Buying An Established Gardening Business?

I have been approached twice since the beginning of this year to offer advice regarding the viability of buying an established Garden Business. One enquiry came from someone who is new to horticulture, wanting to purchase an existing successful firm and simply take it over, thereby avoiding the usual Start Up problems of establishing the business.

The second was from an established Landscape firm who wanted to diversify into gardens maintenance. Again, they sought to fast track their investment by taking over an existing business for sale.

Over the past fifty years, I have seen some successful mergers and start-ups, essentially following the above scenarios. But they are the exception rather than the rule.

My advice to both of these enquiries was largely the same.

Whatever you do, carry out a very thorough and extensive survey, not just of the business for sale, but of the whole surrounding district. Is there a local need for this business? Why is it up for sale?  What is the competition? What is included in the sale asking price? What reputation does the firm have within the industry? It does not matter how much or little the cost of purchasing the business appears to be. What exactly are you being asked to pay for?

The common attribute of ‘Goodwill’ is frequently mentioned. What does ‘Goodwill’ mean? Goodwill from whom, to whom? Any previous affection the current client base may have for the old firm will disappear as soon as the sale goes through – perhaps even before then if the current customers decide to look elsewhere knowing that the old regime is coming to an end.

It is a fact that you cannot buy customers. Their loyalty will be with whoever can do the best job for the cheapest rate. If they even suspect that a business may be about to change hands, they will make other arrangements sooner rather than later.

Also, it is a fact that you cannot ‘sell’ your staff as part of any deal. The new owner may get along very well with the existing employees, but they cannot be included in the purchase package.

Establishing a fair price or valuation

The asking prices of some of the businesses for sale are difficult to comprehend.

A quick on-line check shows just how many firms there are for sale. Although mainly single market style firms specialising in Lawn Care, others boast of a wide range of landscape and maintenance opportunities.

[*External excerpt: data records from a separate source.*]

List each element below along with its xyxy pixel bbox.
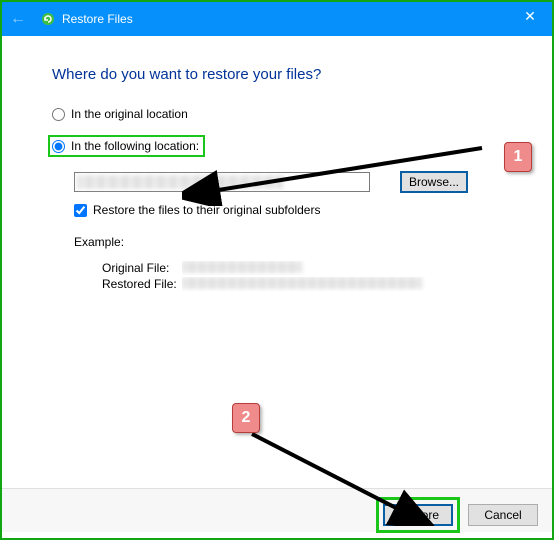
- back-arrow-icon: ←: [10, 10, 26, 28]
- restore-files-icon: [40, 11, 56, 27]
- window-title: Restore Files: [62, 12, 133, 26]
- browse-button[interactable]: Browse...: [400, 171, 468, 193]
- callout-badge-1: 1: [504, 142, 532, 172]
- restore-button[interactable]: Restore: [383, 504, 453, 526]
- path-input[interactable]: [74, 172, 370, 192]
- subfolders-checkbox[interactable]: [74, 204, 87, 217]
- footer-bar: Restore Cancel: [2, 488, 552, 532]
- radio-following-label: In the following location:: [71, 139, 199, 153]
- subfolders-checkbox-row[interactable]: Restore the files to their original subf…: [74, 203, 512, 217]
- restore-highlight: Restore: [376, 497, 460, 533]
- example-original-value: [182, 261, 512, 275]
- example-restored-value: [182, 277, 512, 291]
- cancel-button[interactable]: Cancel: [468, 504, 538, 526]
- radio-original-label: In the original location: [71, 107, 188, 121]
- titlebar: ← Restore Files ✕: [2, 2, 552, 36]
- callout-badge-2: 2: [232, 403, 260, 433]
- example-original-key: Original File:: [102, 261, 182, 275]
- radio-original-input[interactable]: [52, 108, 65, 121]
- radio-following-location[interactable]: In the following location:: [52, 139, 199, 153]
- example-heading: Example:: [74, 235, 512, 249]
- blurred-path-text: [77, 175, 283, 189]
- following-location-highlight: In the following location:: [48, 135, 205, 157]
- subfolders-label: Restore the files to their original subf…: [93, 203, 320, 217]
- example-restored-key: Restored File:: [102, 277, 182, 291]
- radio-following-input[interactable]: [52, 140, 65, 153]
- radio-original-location[interactable]: In the original location: [52, 107, 512, 121]
- close-icon[interactable]: ✕: [518, 8, 542, 25]
- example-grid: Original File: Restored File:: [102, 261, 512, 291]
- content-area: Where do you want to restore your files?…: [2, 36, 552, 538]
- page-heading: Where do you want to restore your files?: [52, 66, 512, 83]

£125,000 asking price for a firm turning over £250,000. Another asking £100,000 for a turn- over of £200,000 showing a profit of £50,000. Yet another, £30,000 for a turnover of £50,000 with no mention of profits.

Whilst these figures may include a lot of tools and equipment, when I researched these particular firms, the price was for ‘The Business Name, Current Client Base and Goodwill only’.

Taking the £100,000 firm as an example, if you purchased this business you would be expecting to make no income at all for two years (£50k ‘profit’ p.a. each year for two years). Within this figure there must be a lot of expense for transport, tools, insurance etc, before any money was taken out for wages and salaries.

My advice was to think very carefully, and examine the alternative ways to open a business.

The Industry Newcomer had £100,000 to invest in a new venture. That money could buy a couple of new vans, wages for competent staff, a lot of tools and advertising/marketing. They could create their own marketplace, image, training programme and become attractive in their own right within the first year of trading.

The second person runs a successful hard landscape business in the South of England, and thought he could see an additional business opportunity to increase his companies offer by employing a crew to maintain the gardens they had constructed.

This scenario is more likely to succeed, as the customer base is already in place, and a degree of genuine goodwill exists as the client has prior knowledge of the competency of the parent company.

However, the same degree of logic should be applied. He was only being asked to pay £15,000 for a small maintenance business, with a very modest turnover and profit margin. The price was for the ‘Goodwill’, a company website (which would be useless to his business) and a current customer base.

I asked him to think about the likely expenditure he would incur if he simply updated his website to include maintenance, added some maintenance equipment to his stable and took on an additional employee to start carrying out maintenance, building up from one member of staff and growing organically. If the venture proved successful, expansion would be natural.

Moreover, if the maintenance team were to have some input from the construction staff as required, the new squad could handling any snagging jobs left over from the hard landscape projects, thereby creating a seamless system, geared to the needs of the firm and existing insurances, compliances and yard space.

There is certainly room within the industry for ‘Take Overs’, and the most successful of these have involved firms that have a strong identity, strict compliance systems in place, and are large enough to employ staff who are not embedded into garden situations where the employee is the sole point of contact with the client. The customer becomes upset when ‘their’ gardener is removed from their garden, and they lose their regular person.